First week of the job: “hey, stop talking about your college experiences with the kids. These kids are never going to college, so none of it will ever connect with them.”

[–] Eq0@literature.cafe 3 points 2 days ago

Unbelievable…

The more I see about education nowadays, the more I realize I would not survive it anymore. So many tests and assignments and whatever, students have barely any time left to think or be bored. Everything gets constantly evaluated.

[–] ColeSloth@discuss.tchncs.de 0 points 1 day ago (1 children)

Trying to keep old stuff alive in a digital world is stupid. I do think that kids need to learn to think and research on their own, so AI and grammar and spelling corrections should be disallowed from the laptops and Chromebooks. Having an algorithm fix everything for you and write your papers is developmentally bad.

-old person

[–] andros_rex@lemmy.world 0 points 1 day ago (1 children)

I disagree.

I tutored a college student who had dysgraphia. They originally had a calculator accommodation, but this was removed at the request of the instructor.

The student was in no way incapable of learning the material in the class - a remedial math course mostly on basic statistics and presenting data. But they were incapable of remembering most of the multiplication table.

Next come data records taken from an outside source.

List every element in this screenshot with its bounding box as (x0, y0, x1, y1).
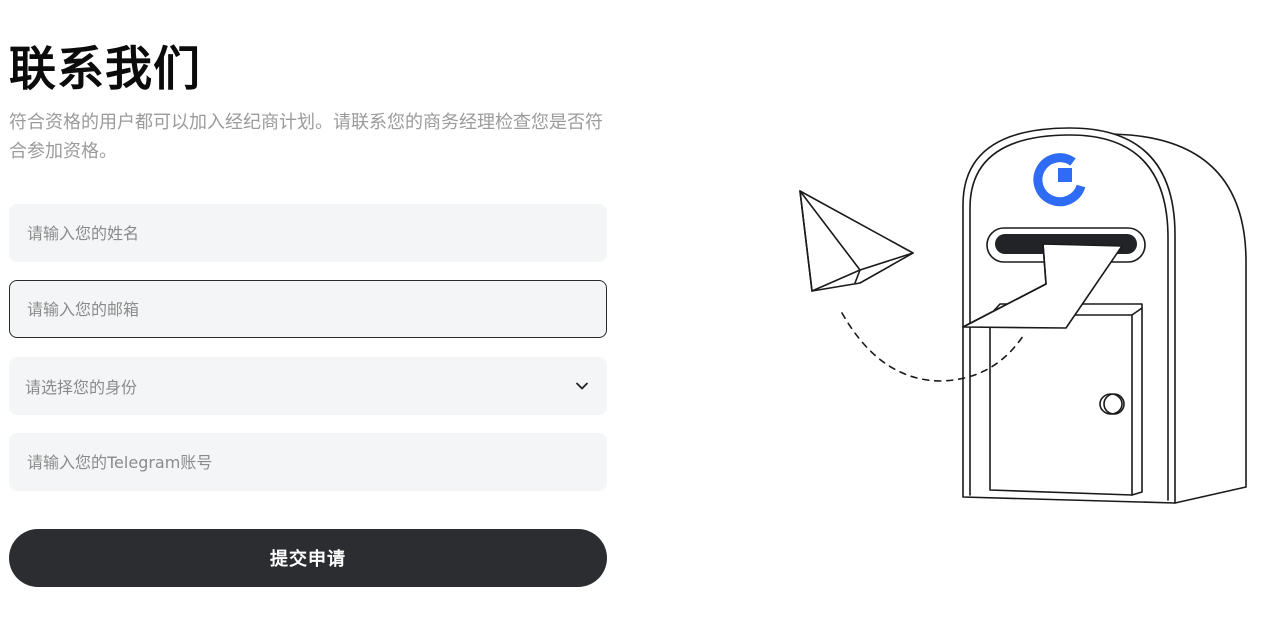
contact-form-section: 联系我们 符合资格的用户都可以加入经纪商计划。请联系您的商务经理检查您是否符合参… (9, 40, 607, 587)
telegram-field[interactable] (9, 433, 607, 491)
telegram-input[interactable] (25, 451, 589, 473)
mailbox-paper-plane-illustration (799, 127, 1247, 504)
name-input[interactable] (25, 222, 589, 244)
identity-select-label: 请选择您的身份 (25, 378, 138, 397)
page-subtitle: 符合资格的用户都可以加入经纪商计划。请联系您的商务经理检查您是否符合参加资格。 (9, 112, 603, 162)
identity-select[interactable]: 请选择您的身份 (9, 357, 607, 415)
email-field[interactable] (9, 280, 607, 338)
email-input[interactable] (25, 298, 589, 320)
submit-button[interactable]: 提交申请 (9, 529, 607, 587)
chevron-down-icon (576, 382, 588, 390)
name-field[interactable] (9, 204, 607, 262)
contact-page: 联系我们 符合资格的用户都可以加入经纪商计划。请联系您的商务经理检查您是否符合参… (0, 0, 1280, 638)
page-title: 联系我们 (9, 42, 201, 97)
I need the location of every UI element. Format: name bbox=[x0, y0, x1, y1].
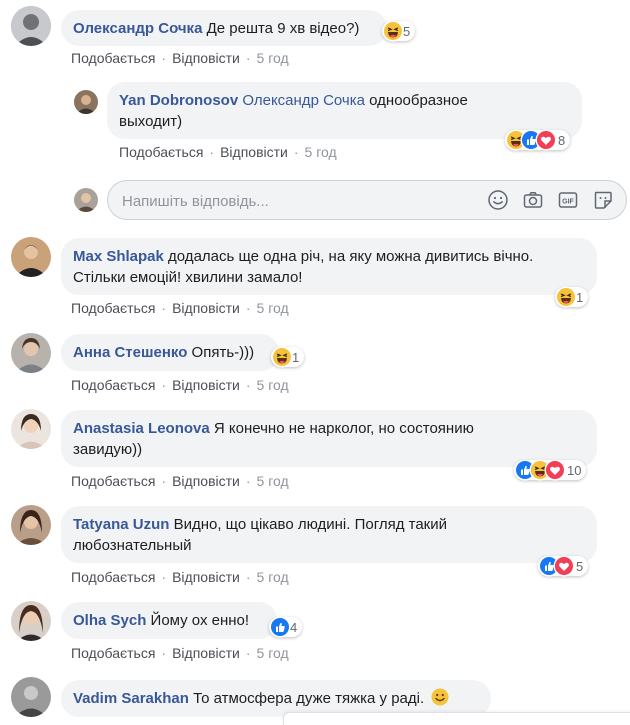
current-user-avatar[interactable] bbox=[74, 188, 98, 212]
timestamp[interactable]: 5 год bbox=[257, 645, 289, 661]
reply-link[interactable]: Відповісти bbox=[172, 377, 240, 393]
reaction-summary[interactable]: 5 bbox=[382, 21, 416, 41]
reaction-count: 10 bbox=[567, 462, 582, 478]
haha-reaction-icon bbox=[384, 22, 402, 40]
comment-bubble: Anastasia Leonova Я конечно не нарколог,… bbox=[61, 410, 597, 467]
love-reaction-icon bbox=[537, 131, 555, 149]
like-link[interactable]: Подобається bbox=[71, 569, 155, 585]
haha-reaction-icon bbox=[273, 348, 291, 366]
comment-author[interactable]: Olha Sych bbox=[73, 612, 146, 629]
timestamp[interactable]: 5 год bbox=[257, 300, 289, 316]
comment-actions: Подобається · Відповісти · 5 год bbox=[71, 645, 289, 661]
bottom-popup-edge bbox=[283, 712, 630, 725]
reply-link[interactable]: Відповісти bbox=[172, 473, 240, 489]
avatar[interactable] bbox=[11, 6, 51, 46]
comment-author[interactable]: Олександр Сочка bbox=[73, 20, 202, 37]
comment-text: Я конечно не нарколог, но состоянию bbox=[213, 420, 474, 437]
comment-text: Опять-))) bbox=[191, 344, 255, 361]
comment-text: выходит) bbox=[119, 113, 183, 130]
comment-text: додалась ще одна річ, на яку можна дивит… bbox=[168, 248, 534, 265]
avatar[interactable] bbox=[74, 90, 98, 114]
love-reaction-icon bbox=[546, 461, 564, 479]
smile-emoji-icon bbox=[431, 688, 449, 712]
like-link[interactable]: Подобається bbox=[71, 50, 155, 66]
like-reaction-icon bbox=[271, 618, 289, 636]
reaction-summary[interactable]: 1 bbox=[271, 347, 305, 367]
avatar[interactable] bbox=[11, 409, 51, 449]
like-link[interactable]: Подобається bbox=[71, 645, 155, 661]
reply-link[interactable]: Відповісти bbox=[220, 144, 288, 160]
timestamp[interactable]: 5 год bbox=[257, 377, 289, 393]
like-link[interactable]: Подобається bbox=[71, 300, 155, 316]
smiley-icon[interactable] bbox=[487, 189, 509, 211]
reaction-summary[interactable]: 5 bbox=[538, 556, 589, 576]
sticker-icon[interactable] bbox=[592, 189, 614, 211]
comment-author[interactable]: Max Shlapak bbox=[73, 248, 164, 265]
avatar[interactable] bbox=[11, 677, 51, 717]
comment-bubble: Olha Sych Йому ох енно! bbox=[61, 602, 277, 639]
comment-actions: Подобається · Відповісти · 5 год bbox=[71, 377, 289, 393]
reply-box[interactable]: GIF bbox=[107, 180, 627, 220]
reaction-count: 5 bbox=[576, 558, 584, 574]
comment-actions: Подобається · Відповісти · 5 год bbox=[71, 300, 289, 316]
comment-actions: Подобається · Відповісти · 5 год bbox=[71, 569, 289, 585]
comment-actions: Подобається · Відповісти · 5 год bbox=[71, 50, 289, 66]
comment-text: Де решта 9 хв відео?) bbox=[206, 20, 360, 37]
comment-author[interactable]: Vadim Sarakhan bbox=[73, 690, 189, 707]
reaction-count: 1 bbox=[292, 349, 300, 365]
comment-text: Йому ох енно! bbox=[150, 612, 250, 629]
avatar[interactable] bbox=[11, 333, 51, 373]
reply-link[interactable]: Відповісти bbox=[172, 645, 240, 661]
like-link[interactable]: Подобається bbox=[119, 144, 203, 160]
reaction-summary[interactable]: 1 bbox=[555, 287, 589, 307]
svg-text:GIF: GIF bbox=[562, 198, 574, 205]
timestamp[interactable]: 5 год bbox=[257, 473, 289, 489]
comment-actions: Подобається · Відповісти · 5 год bbox=[71, 473, 289, 489]
comment-author[interactable]: Tatyana Uzun bbox=[73, 516, 169, 533]
camera-icon[interactable] bbox=[522, 189, 544, 211]
avatar[interactable] bbox=[11, 505, 51, 545]
like-link[interactable]: Подобається bbox=[71, 377, 155, 393]
comment-bubble: Tatyana Uzun Видно, що цікаво людині. По… bbox=[61, 506, 597, 563]
reaction-summary[interactable]: 4 bbox=[269, 617, 303, 637]
comment-author[interactable]: Anastasia Leonova bbox=[73, 420, 210, 437]
timestamp[interactable]: 5 год bbox=[305, 144, 337, 160]
comment-text: однообразное bbox=[369, 92, 468, 109]
comment-actions: Подобається · Відповісти · 5 год bbox=[119, 144, 337, 160]
like-link[interactable]: Подобається bbox=[71, 473, 155, 489]
reaction-summary[interactable]: 8 bbox=[505, 130, 571, 150]
comment-text: Видно, що цікаво людині. Погляд такий bbox=[173, 516, 448, 533]
reply-link[interactable]: Відповісти bbox=[172, 300, 240, 316]
reaction-count: 5 bbox=[403, 23, 411, 39]
haha-reaction-icon bbox=[557, 288, 575, 306]
timestamp[interactable]: 5 год bbox=[257, 50, 289, 66]
comment-author[interactable]: Анна Стешенко bbox=[73, 344, 187, 361]
reply-input[interactable] bbox=[120, 190, 464, 212]
reply-link[interactable]: Відповісти bbox=[172, 50, 240, 66]
mention-link[interactable]: Олександр Сочка bbox=[242, 92, 365, 109]
love-reaction-icon bbox=[555, 557, 573, 575]
comment-bubble: Анна Стешенко Опять-))) bbox=[61, 334, 279, 371]
comment-text: любознательный bbox=[73, 537, 192, 554]
comment-text: завидую)) bbox=[73, 441, 143, 458]
reply-link[interactable]: Відповісти bbox=[172, 569, 240, 585]
reaction-count: 1 bbox=[576, 289, 584, 305]
reaction-count: 4 bbox=[290, 619, 298, 635]
reaction-count: 8 bbox=[558, 132, 566, 148]
comment-text: Стільки емоцій! хвилини замало! bbox=[73, 269, 303, 286]
avatar[interactable] bbox=[11, 601, 51, 641]
comment-text: То атмосфера дуже тяжка у раді. bbox=[193, 690, 425, 707]
reaction-summary[interactable]: 10 bbox=[514, 460, 587, 480]
comment-author[interactable]: Yan Dobronosov bbox=[119, 92, 238, 109]
avatar[interactable] bbox=[11, 237, 51, 277]
gif-icon[interactable]: GIF bbox=[557, 189, 579, 211]
comment-bubble: Max Shlapak додалась ще одна річ, на яку… bbox=[61, 238, 597, 295]
timestamp[interactable]: 5 год bbox=[257, 569, 289, 585]
comment-bubble: Олександр Сочка Де решта 9 хв відео?) bbox=[61, 10, 387, 46]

There’s no reason to force a person to do long division by hand. The student was perfectly capable of understanding the process of calculating an average, but actually doing the problem meant that they were counting out by threes on their hand to do 3x7.

I’ve worked with dyslexic students on writing assignments - they are just as capable of intelligently responding to a writing prompt if you ask them verbally. Why should they be punished because they can’t spell (especially when we had like a decade of NOT TEACHING PHONICS)?

I draw a hard line at generative AI, but as long as the thoughts are theirs, I’ve never been concerned too much with students using tools to help them.

[–] ColeSloth@discuss.tchncs.de 1 points 1 day ago (1 children)

Your special needs student using a calculator has pretty much no bearing on this conversation.

[–] andros_rex@lemmy.world 1 points 23 hours ago

Even for students without disabilities, a calculator removes the cognitive demand of the arithmetic. If I am teaching algebra, I want most of their cognition to be taken up by the algebra, not the arithmetic.